Legado Puritano
Quando a Piedade Tinha o Poder
Textos
Comentário de 2 Tessalonicenses 3.2
Por João Calvino

“E para que sejamos livres de homens dissolutos e maus; porque a fé não é de todos.” (2 Tessalonicenses 3.2)

“Para que sejamos livres”. O intérprete antigo traduziu isto, não inadequadamente, em minha opinião, por irracionais. Ora, por este termo, assim também como por aquele que vem em seguida (poneron - maus), Paulo se refere a homens ímpios e traiçoeiros, que espreitavam na Igreja, sob o nome de cristãos; ou, ao menos, a judeus que, com um zelo insano pela lei, perseguiam furiosamente o evangelho. Ele sabia, porém, quanto perigo pairava sobre ambas estas classes. Crisóstomo, no entanto, pensa que são referidos apenas aqueles que se opunham maliciosamente ao evangelho por meio de falsas doutrinas – não por armas de violência, como por exemplo Alexandre, Himeneu, e outros como eles; mas, de minha parte, estendo isto genericamente a todos os tipos de perigos e inimigos. Naquela ocasião ele estava a caminho de Jerusalém, e escrevia durante as suas jornadas. Ora, ele já havia sido divinamente prevenido de que lhe aguardavam prisões e perseguições lá (Atos 20:23). Contudo, ele se refere ao livramento, para que possa sair vitorioso, quer pela vida ou pela morte.
“A fé não é de todos”. Isto poderia ser explicado no sentido de que “a fé não está em todos”. Contudo, esta expressão seria tanto ambígua como mais obscura. Portanto, retenhamos as palavras de Paulo, pelas quais sugere que a fé é um dom de Deus que é mui raro para ser encontrado em todos. Portanto, Deus chama a muitos que não vêm a ele pela fé. Muitos pretendem vir a ele, tendo seu coração à maior distância dele. Além disso, ele não fala de todos indiscriminadamente, mas apenas censura aqueles que pertencem à Igreja – pois os tessalonicenses sabiam que muitíssimos tinham aversão à fé; mais ainda, eles sabiam quão pequeno era o número dos crentes. Por isso, teria sido desnecessário dizer isto quanto aos estranhos; mas Paulo simplesmente afirma que todos quantos fazem confissão de fé não são tais na realidade. Se considerásseis todos os judeus, eles pareceriam ter uma proximidade com Cristo, pois deveriam tê-lo reconhecido por meio da lei e dos profetas. Não pode haver dúvida que Paulo assinala especialmente aqueles com quem teria de se ver.
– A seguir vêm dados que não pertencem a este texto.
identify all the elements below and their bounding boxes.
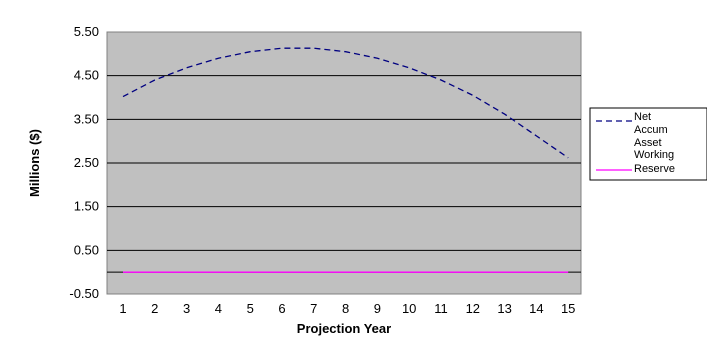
x-tick-label: 8 [342,301,349,316]
x-tick-label: 1 [119,301,126,316]
series-line-1 [122,47,569,159]
x-tick-label: 11 [434,301,448,316]
x-tick-label: 15 [561,301,575,316]
x-axis-title: Projection Year [297,321,391,336]
x-tick-label: 5 [247,301,254,316]
x-tick-label: 9 [374,301,381,316]
y-axis-ticks: 5.50 4.50 3.50 2.50 1.50 0.50 -0.50 [69,24,99,301]
x-tick-label: 13 [497,301,511,316]
y-tick-label: 2.50 [74,155,99,170]
x-axis-ticks: 1 2 3 4 5 6 7 8 9 10 11 12 13 14 15 [119,301,575,316]
y-tick-label: 3.50 [74,111,99,126]
y-tick-label: 5.50 [74,24,99,39]
x-tick-label: 10 [402,301,416,316]
legend-label: Working Reserve [634,149,675,175]
legend-box [589,107,707,181]
y-tick-label: 4.50 [74,68,99,83]
x-tick-label: 14 [529,301,543,316]
series-layer [122,47,569,273]
x-tick-label: 4 [215,301,222,316]
x-tick-label: 7 [310,301,317,316]
x-tick-label: 6 [278,301,285,316]
y-tick-label: 0.50 [74,242,99,257]
x-tick-label: 12 [466,301,480,316]
y-tick-label: -0.50 [69,286,99,301]
x-tick-label: 2 [151,301,158,316]
x-tick-label: 3 [183,301,190,316]
legend-label: Net Accum Asset [634,111,668,149]
y-axis-title: Millions ($) [27,129,42,197]
y-tick-label: 1.50 [74,199,99,214]
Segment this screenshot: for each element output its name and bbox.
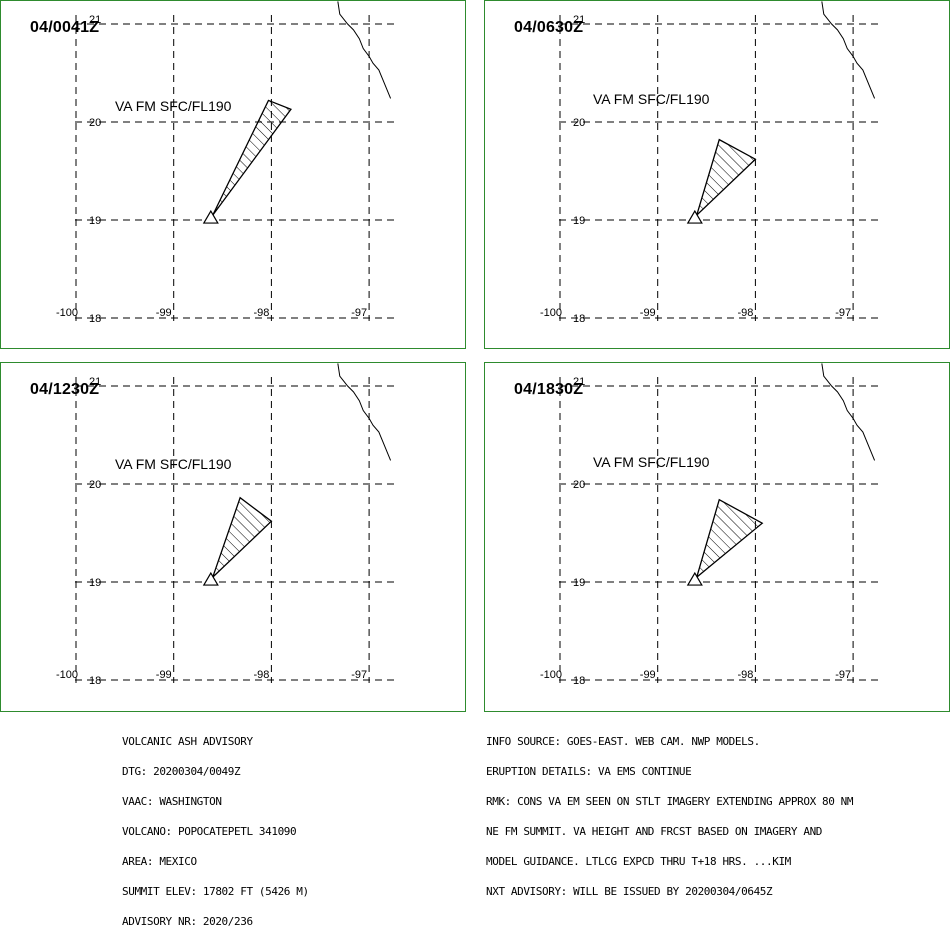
- coastline: [337, 363, 392, 461]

Ora, é provável que fossem aqueles que, embora tivessem aparência e título honroso de piedade, estavam muito distantes da realidade. Disto veio o combate.
Portanto, com vistas a mostrar que não era sem fundamento, ou sem um bom motivo, que antecipava com receio as lutas com homens ímpios e perversos, ele afirma que a fé não é comum a todos, porque os ímpios e réprobos sempre estão misturados com os bons, assim como o joio com o bom trigo (Mt 13.25). E isto deveria ser recordado por nós sempre que temos aborrecimentos causados por pessoas ímpias, as quais, não obstante, desejam ser consideradas como pertencentes à sociedade dos cristãos – que nem todos os homens têm fé. Mais ainda, quando ouvimos em algumas situações que a Igreja é afligida por aviltantes facções, que seja este um escudo para nós contra escândalos desta natureza; pois não apenas cometeremos injustiça aos mestres piedosos, se tivermos dúvidas quanto à sua fidelidade, sempre que inimigos domésticos lhes causem dano, mas a nossa fé vacilará de quando em quando, a menos que tenhamos em mente que, entre aqueles que se gloriam do nome de cristãos, existem muitos que são traiçoeiros.